Every year when I present this challenge, I wonder, will this be the year that students will say, "No, I can't do this"? Yet, every year, I see those kids have a story to tell.
So, planners out and notebooks and pen or pencil.
When I look back on my own learning about reading and writing, there was not a lot of writing that I felt ownership over. I've always been most comfortable with writing expository nonfiction, and when I heard about NaNoWriMo, I thought, 8th-graders writing a novel? That's impossible! And I couldn't even imagine writing a novel.
You guys are ready for the 30-day challenge?
As far as projects go, this one is big. NaNoWriMo stands for National Novel Writing Month, and it's a challenge for young writers to write a novel in the 30 days of November.
You'll start brainstorming what settings are going to be part of your story.
A lot of them say, "I can't do this. I'm afraid. I don't want to do it." The counselors say that kids will show up at their office saying, "Please move me out of Mrs. Bradley's class. Does she know I'm only 13?" So, one of the first challenges was my own fear that they would not have stories to tell.

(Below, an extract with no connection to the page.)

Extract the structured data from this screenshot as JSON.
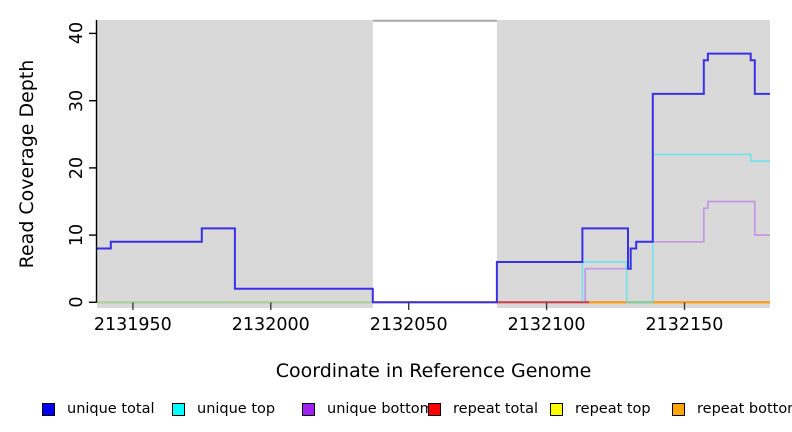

Student: Okay, what's your setting?
Laura: When I had them brainstorm their stories and then we all sat in a circle and I had them share out, one after another, I was blown away at the creativity and the passion, the voices that they had that they needed to share.
Student: The opening scene of my novel will be a flashback to my main character's grandfather in the prisoner-of-war camp.
Student: He's eating take-out Chinese with his mom, who just got out of open-heart surgery.
Student: "And from up above, Leo looked down at young Leo. He looked down and smiled. He smiled for Leo for moving on, for saving the universe. Well, the two of them."
Laura: That's amazing.
These students speak with such authority. They know what the characters are going to do. They know where the plot is going. They know the conflicts that have to be worked through, and they know how it all will end.
I'm peeking over your shoulders, and it's just amazing. I'm so impressed.
I remember as a student being pretty excited to take my writing and staple it into a pretty construction-paper cover. And that was publishing. But my students now are able to send the Amazon link to their relatives and share their novel with the world. I hope that they recognize that what used to seem impossible really is possible for them and that they leave my class going on to high school identifying as a writer, that when a teacher asks them to write something, they in their mind will say, "I can do this, because I've written a novel."